The re-boarding both ways for the second leg of each trip was even more challenging. Once again, a stairway, but now up. Problem was: I had preferential pre-boarding accompanied by daughter Ruth, who had her own hands full with carry-on items. That left me with a computer bag in one hand and a carry-on suitcase in the other…and a very steep stair climb above me. Talk about mission impossible!
At that very moment, who should appear by my side but a strapping young man who said, “can I help you, sir?” When I had hauled myself up and we stood at the aircraft entrance, I said, “Thank you so much and ‘Gud välsigne dig’; that’s Swedish for ‘God bless you’.” I’m not sure either of these helpers knew quite what to make of that, but what else could I say? (BTW: Thank you Lisa Spady for that most used and useful Swedish I know except perhaps for the Lord’s Prayer.)
So what’s my final takeaway from all this? Keflavik certainly is geographically an ideal stopover point that can fan out so conveniently for second flight legs to multiple destinations in Europe and the near east. This makes first-leg flights from many more U. S. cities—like Kansas City—possible using medium-range jetliners like our 757s.

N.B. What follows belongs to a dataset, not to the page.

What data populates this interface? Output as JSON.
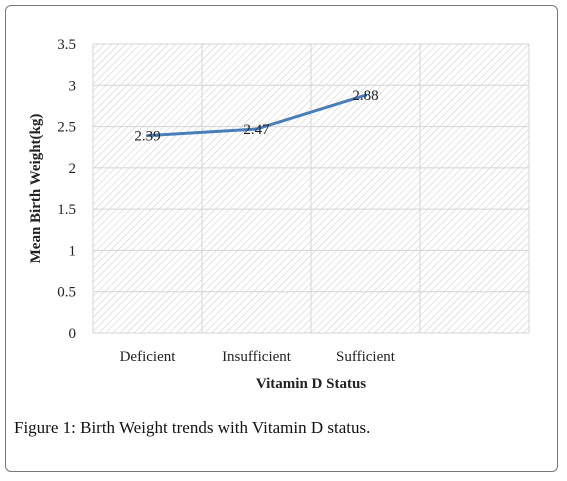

However, Keflavik has a long way to go to get fully equipped for such air journeys. Not that Icelanders aren’t hard at work at this; construction work is evident all around the airport as you bus from a remotely parked aircraft to the terminal. Icelanders are hard-working folks; they’ll get there.
As for personnel, I can’t speak highly enough of Icelandic people—flight crew, terminal workers, all of them. And for this old foreign language aficionado, hearing Icelandic spoken was a once-in-a-lifetime fascinating experience.
All things considered, I would heartily recommend Icelandair for a trip across the Atlantic.